Les attaques contre la fraternité sont manifestes : la plupart de ces arguments sont méprisants et insultants envers les homosexuels, et pas seulement.


Concernant l'égalité, certains mettent en avant le fait que les homosexuels ont déjà les mêmes droits que les autres, à savoir celui de se marier avec des personnes de sexe opposé(3) ; c'est oublier le fait qu'une société ne soit pas uniquement une somme d'individualités distinctes. L'égalité à prendre en compte ici est avant tout celle des couples. Cependant, l'égalité entre les personnes est également en cause, pour ce qui concerne le droit à l'adoption.



Pour conclure, je dirai simplement ceci : opposants aux mariage pour tous, je ne peux simplement pas être d'accord avec vous, parce que chacun des « arguments » que j'ai entendu jusque là de votre part fait un peu plus sortir votre position de ce que je considère comme étant des valeurs humainement acceptables.
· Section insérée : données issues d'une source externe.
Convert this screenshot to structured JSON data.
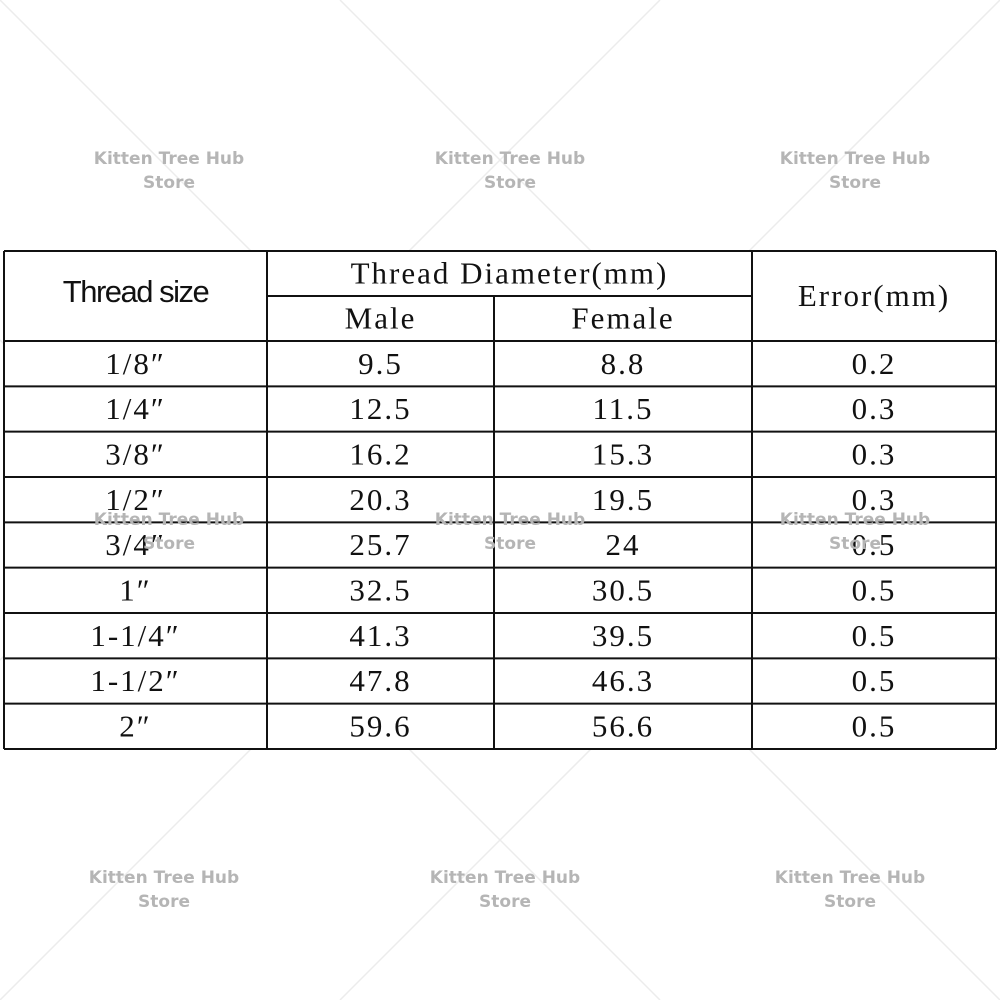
{
  "table": {
    "header": {
      "thread_size": "Thread size",
      "diameter": "Thread Diameter(mm)",
      "male": "Male",
      "female": "Female",
      "error": "Error(mm)"
    },
    "rows": [
      [
        "1/8″",
        "9.5",
        "8.8",
        "0.2"
      ],
      [
        "1/4″",
        "12.5",
        "11.5",
        "0.3"
      ],
      [
        "3/8″",
        "16.2",
        "15.3",
        "0.3"
      ],
      [
        "1/2″",
        "20.3",
        "19.5",
        "0.3"
      ],
      [
        "3/4″",
        "25.7",
        "24",
        "0.5"
      ],
      [
        "1″",
        "32.5",
        "30.5",
        "0.5"
      ],
      [
        "1-1/4″",
        "41.3",
        "39.5",
        "0.5"
      ],
      [
        "1-1/2″",
        "47.8",
        "46.3",
        "0.5"
      ],
      [
        "2″",
        "59.6",
        "56.6",
        "0.5"
      ]
    ]
  },
  "watermarks": [
    [
      "Kitten Tree Hub",
      "Store"
    ],
    [
      "Kitten Tree Hub",
      "Store"
    ],
    [
      "Kitten Tree Hub",
      "Store"
    ],
    [
      "Kitten Tree Hub",
      "Store"
    ],
    [
      "Kitten Tree Hub",
      "Store"
    ],
    [
      "Kitten Tree Hub",
      "Store"
    ],
    [
      "Kitten Tree Hub",
      "Store"
    ],
    [
      "Kitten Tree Hub",
      "Store"
    ],
    [
      "Kitten Tree Hub",
      "Store"
    ]
  ]
}
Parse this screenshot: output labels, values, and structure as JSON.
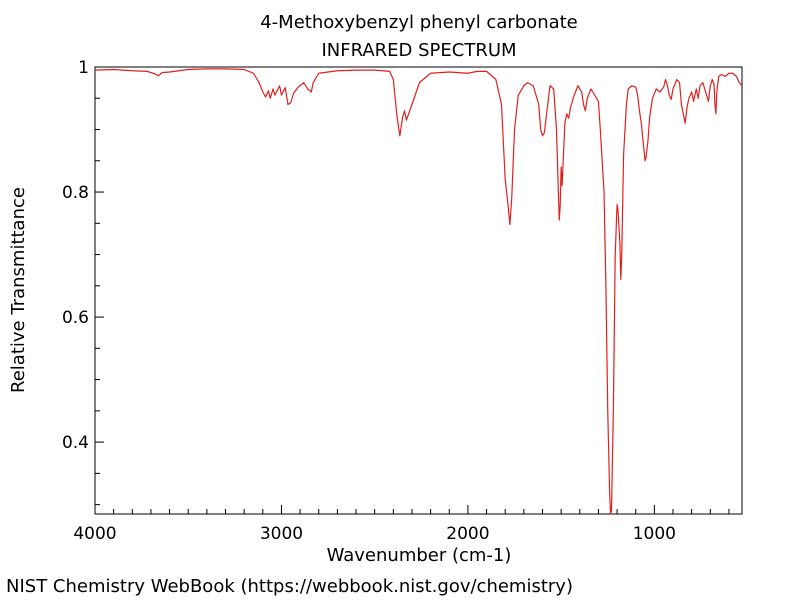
{
  "chart_data": {
    "type": "line",
    "title": "4-Methoxybenzyl phenyl carbonate",
    "subtitle": "INFRARED SPECTRUM",
    "xlabel": "Wavenumber (cm-1)",
    "ylabel": "Relative Transmittance",
    "xlim": [
      4000,
      530
    ],
    "ylim": [
      0.285,
      1.0
    ],
    "x_ticks": [
      4000,
      3000,
      2000,
      1000
    ],
    "x_tick_labels": [
      "4000",
      "3000",
      "2000",
      "1000"
    ],
    "y_ticks": [
      1.0,
      0.8,
      0.6,
      0.4
    ],
    "y_tick_labels": [
      "1",
      "0.8",
      "0.6",
      "0.4"
    ],
    "grid": false,
    "line_color": "#e02020",
    "series": [
      {
        "points": [
          [
            4000,
            0.995
          ],
          [
            3900,
            0.996
          ],
          [
            3800,
            0.994
          ],
          [
            3720,
            0.993
          ],
          [
            3680,
            0.989
          ],
          [
            3660,
            0.986
          ],
          [
            3640,
            0.991
          ],
          [
            3600,
            0.992
          ],
          [
            3500,
            0.996
          ],
          [
            3400,
            0.997
          ],
          [
            3300,
            0.997
          ],
          [
            3200,
            0.996
          ],
          [
            3150,
            0.99
          ],
          [
            3120,
            0.975
          ],
          [
            3100,
            0.96
          ],
          [
            3085,
            0.952
          ],
          [
            3070,
            0.962
          ],
          [
            3060,
            0.95
          ],
          [
            3045,
            0.965
          ],
          [
            3035,
            0.955
          ],
          [
            3010,
            0.97
          ],
          [
            3000,
            0.955
          ],
          [
            2980,
            0.967
          ],
          [
            2965,
            0.94
          ],
          [
            2950,
            0.943
          ],
          [
            2935,
            0.958
          ],
          [
            2910,
            0.968
          ],
          [
            2880,
            0.975
          ],
          [
            2860,
            0.965
          ],
          [
            2840,
            0.96
          ],
          [
            2830,
            0.975
          ],
          [
            2800,
            0.99
          ],
          [
            2700,
            0.994
          ],
          [
            2600,
            0.995
          ],
          [
            2500,
            0.995
          ],
          [
            2420,
            0.993
          ],
          [
            2400,
            0.98
          ],
          [
            2380,
            0.92
          ],
          [
            2365,
            0.89
          ],
          [
            2350,
            0.92
          ],
          [
            2340,
            0.93
          ],
          [
            2330,
            0.915
          ],
          [
            2300,
            0.94
          ],
          [
            2260,
            0.975
          ],
          [
            2200,
            0.99
          ],
          [
            2100,
            0.992
          ],
          [
            2000,
            0.99
          ],
          [
            1950,
            0.993
          ],
          [
            1900,
            0.993
          ],
          [
            1850,
            0.98
          ],
          [
            1820,
            0.94
          ],
          [
            1800,
            0.82
          ],
          [
            1785,
            0.78
          ],
          [
            1775,
            0.748
          ],
          [
            1765,
            0.79
          ],
          [
            1750,
            0.9
          ],
          [
            1730,
            0.955
          ],
          [
            1700,
            0.97
          ],
          [
            1680,
            0.975
          ],
          [
            1650,
            0.97
          ],
          [
            1620,
            0.94
          ],
          [
            1610,
            0.9
          ],
          [
            1600,
            0.89
          ],
          [
            1590,
            0.895
          ],
          [
            1580,
            0.92
          ],
          [
            1560,
            0.97
          ],
          [
            1540,
            0.965
          ],
          [
            1525,
            0.9
          ],
          [
            1515,
            0.8
          ],
          [
            1510,
            0.755
          ],
          [
            1505,
            0.78
          ],
          [
            1500,
            0.84
          ],
          [
            1495,
            0.81
          ],
          [
            1490,
            0.843
          ],
          [
            1480,
            0.91
          ],
          [
            1470,
            0.925
          ],
          [
            1460,
            0.918
          ],
          [
            1450,
            0.935
          ],
          [
            1430,
            0.955
          ],
          [
            1410,
            0.97
          ],
          [
            1390,
            0.96
          ],
          [
            1380,
            0.94
          ],
          [
            1370,
            0.93
          ],
          [
            1360,
            0.95
          ],
          [
            1340,
            0.965
          ],
          [
            1320,
            0.955
          ],
          [
            1300,
            0.945
          ],
          [
            1290,
            0.9
          ],
          [
            1280,
            0.85
          ],
          [
            1270,
            0.8
          ],
          [
            1260,
            0.65
          ],
          [
            1250,
            0.45
          ],
          [
            1240,
            0.32
          ],
          [
            1235,
            0.285
          ],
          [
            1230,
            0.29
          ],
          [
            1220,
            0.45
          ],
          [
            1210,
            0.7
          ],
          [
            1200,
            0.78
          ],
          [
            1195,
            0.77
          ],
          [
            1185,
            0.72
          ],
          [
            1180,
            0.66
          ],
          [
            1175,
            0.7
          ],
          [
            1165,
            0.86
          ],
          [
            1150,
            0.94
          ],
          [
            1140,
            0.965
          ],
          [
            1120,
            0.97
          ],
          [
            1100,
            0.968
          ],
          [
            1090,
            0.955
          ],
          [
            1080,
            0.93
          ],
          [
            1070,
            0.91
          ],
          [
            1060,
            0.88
          ],
          [
            1050,
            0.85
          ],
          [
            1045,
            0.855
          ],
          [
            1035,
            0.88
          ],
          [
            1025,
            0.92
          ],
          [
            1010,
            0.95
          ],
          [
            990,
            0.965
          ],
          [
            970,
            0.96
          ],
          [
            950,
            0.968
          ],
          [
            940,
            0.98
          ],
          [
            930,
            0.97
          ],
          [
            920,
            0.955
          ],
          [
            910,
            0.948
          ],
          [
            900,
            0.965
          ],
          [
            880,
            0.98
          ],
          [
            865,
            0.975
          ],
          [
            855,
            0.94
          ],
          [
            845,
            0.925
          ],
          [
            835,
            0.91
          ],
          [
            825,
            0.935
          ],
          [
            815,
            0.95
          ],
          [
            800,
            0.96
          ],
          [
            790,
            0.945
          ],
          [
            775,
            0.965
          ],
          [
            765,
            0.95
          ],
          [
            755,
            0.97
          ],
          [
            740,
            0.975
          ],
          [
            720,
            0.955
          ],
          [
            710,
            0.945
          ],
          [
            700,
            0.97
          ],
          [
            690,
            0.98
          ],
          [
            680,
            0.972
          ],
          [
            675,
            0.94
          ],
          [
            670,
            0.925
          ],
          [
            665,
            0.96
          ],
          [
            655,
            0.985
          ],
          [
            640,
            0.988
          ],
          [
            620,
            0.985
          ],
          [
            600,
            0.99
          ],
          [
            580,
            0.99
          ],
          [
            560,
            0.985
          ],
          [
            545,
            0.975
          ],
          [
            530,
            0.97
          ]
        ]
      }
    ]
  },
  "footer": {
    "credit": "NIST Chemistry WebBook (https://webbook.nist.gov/chemistry)"
  }
}
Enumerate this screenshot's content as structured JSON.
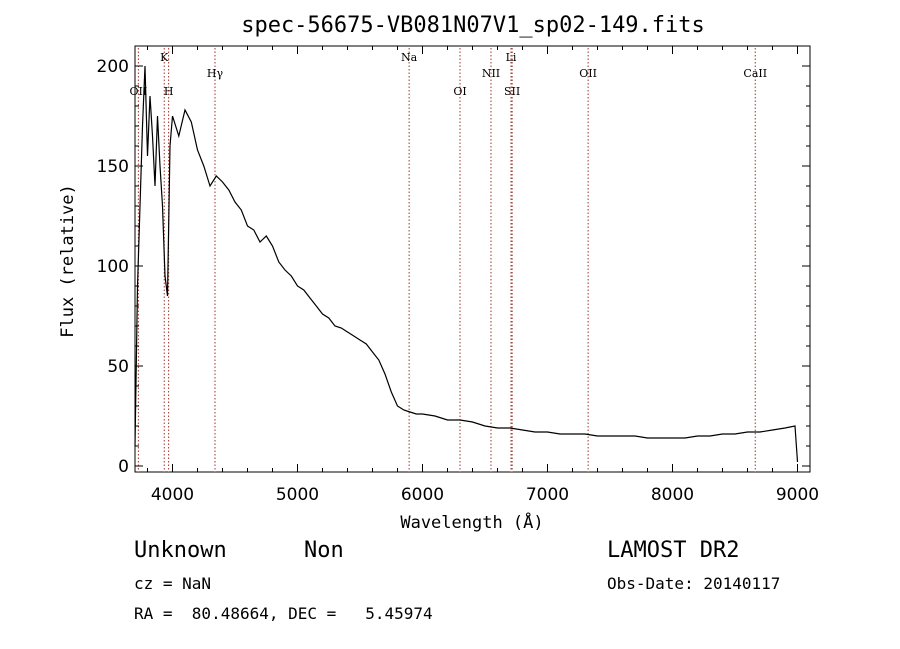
{
  "chart_data": {
    "type": "line",
    "title": "spec-56675-VB081N07V1_sp02-149.fits",
    "xlabel": "Wavelength (Å)",
    "ylabel": "Flux (relative)",
    "xlim": [
      3700,
      9100
    ],
    "ylim": [
      -3,
      210
    ],
    "xticks": [
      4000,
      5000,
      6000,
      7000,
      8000,
      9000
    ],
    "yticks": [
      0,
      50,
      100,
      150,
      200
    ],
    "grid": false,
    "series": [
      {
        "x": [
          3700,
          3720,
          3740,
          3760,
          3780,
          3800,
          3820,
          3840,
          3860,
          3880,
          3900,
          3920,
          3940,
          3960,
          3980,
          4000,
          4050,
          4100,
          4150,
          4200,
          4250,
          4300,
          4350,
          4400,
          4450,
          4500,
          4550,
          4600,
          4650,
          4700,
          4750,
          4800,
          4850,
          4900,
          4950,
          5000,
          5050,
          5100,
          5150,
          5200,
          5250,
          5300,
          5350,
          5400,
          5450,
          5500,
          5550,
          5600,
          5650,
          5700,
          5750,
          5800,
          5850,
          5900,
          5950,
          6000,
          6100,
          6200,
          6300,
          6400,
          6500,
          6600,
          6700,
          6800,
          6900,
          7000,
          7100,
          7200,
          7300,
          7400,
          7500,
          7600,
          7700,
          7800,
          7900,
          8000,
          8100,
          8200,
          8300,
          8400,
          8500,
          8600,
          8700,
          8800,
          8900,
          8980,
          9000
        ],
        "y": [
          10,
          90,
          130,
          170,
          200,
          155,
          185,
          165,
          140,
          175,
          150,
          130,
          95,
          85,
          160,
          175,
          165,
          178,
          172,
          158,
          150,
          140,
          145,
          142,
          138,
          132,
          128,
          120,
          118,
          112,
          115,
          110,
          102,
          98,
          95,
          90,
          88,
          84,
          80,
          76,
          74,
          70,
          69,
          67,
          65,
          63,
          61,
          57,
          53,
          46,
          37,
          30,
          28,
          27,
          26,
          26,
          25,
          23,
          23,
          22,
          20,
          19,
          19,
          18,
          17,
          17,
          16,
          16,
          16,
          15,
          15,
          15,
          15,
          14,
          14,
          14,
          14,
          15,
          15,
          16,
          16,
          17,
          17,
          18,
          19,
          20,
          2
        ]
      }
    ],
    "line_markers": [
      {
        "label": "OII",
        "x": 3727,
        "row": 2
      },
      {
        "label": "K",
        "x": 3934,
        "row": 0
      },
      {
        "label": "H",
        "x": 3969,
        "row": 2
      },
      {
        "label": "Hγ",
        "x": 4340,
        "row": 1
      },
      {
        "label": "Na",
        "x": 5893,
        "row": 0
      },
      {
        "label": "OI",
        "x": 6300,
        "row": 2
      },
      {
        "label": "NII",
        "x": 6548,
        "row": 1
      },
      {
        "label": "Li",
        "x": 6708,
        "row": 0
      },
      {
        "label": "SII",
        "x": 6717,
        "row": 2
      },
      {
        "label": "OII",
        "x": 7325,
        "row": 1
      },
      {
        "label": "CaII",
        "x": 8662,
        "row": 1
      }
    ],
    "line_marker_color": "#a0342a"
  },
  "info": {
    "class": "Unknown",
    "subclass": "Non",
    "survey": "LAMOST DR2",
    "cz": "cz = NaN",
    "obs_date": "Obs-Date: 20140117",
    "coords": "RA =  80.48664, DEC =   5.45974"
  }
}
Si je défends cette loi, c'est essentiellement de votre fait.

Cependant, si vous aviez de véritables arguments, qui ne soient ni insultants, ni aberrants, à faire valoir, je serais curieux de les entendre.


Appendice : manifestations et démocratie

Ce point est traité à part, car il ne concerne pas les positions des défenseurs ou des opposants, mais la manière de procéder de ces derniers.

Nous assistons en fait ici à un retournement de situation tout-à-fait particulier : les « camps » des manifestants et du gouvernement ont changé depuis les dernières grandes manifestations, et des gens qui n'avaient jamais manifesté jusque là semble découvrir ce que ce terme signifie.


Nous avons pu constater leur manque d'expérience par le fait que, quoique leur mouvement, comme à peu près tous les mouvements revendicatifs, regroupe des préoccupations très diverses, ils n'ont pas eu l'élémentaire réflexe de séparer les différentes parties du cortège.

Cela a amené à ce que les personnes violentes soient situés à proximité des familles avec enfants, et que les réponses des forces de l'ordre aux débordements touchent plus que d'habitude des personnes qui ne débordaient pas.

Mais mêmes les manifestations mieux organisées ne se passent jamais de façon idéale ; et descendre dans la rue ne signifie pas forcément faire entendre sa voix.


Ceux qui crient aujourd'hui au « déni de démocratie(4) » se souviendront, je l'espère, de la façon dont les choses se passent la prochaine fois qu'ils verront des milliers de personnes descendre dans la rue pour protester contre des lois qui leur semblent problématique.



Modifié le 23/04/2013 à 17h 54m 52

Mise à jour : [fini]

331 votes pour, 225 contre, 10 abstentions. L'égalité entre les couples et devant l'adoption est officiellement établie dans notre pays. Nous pouvons désormais reprendre une activité normale (après avoir fêté dignement l'événement, cela va sans dire).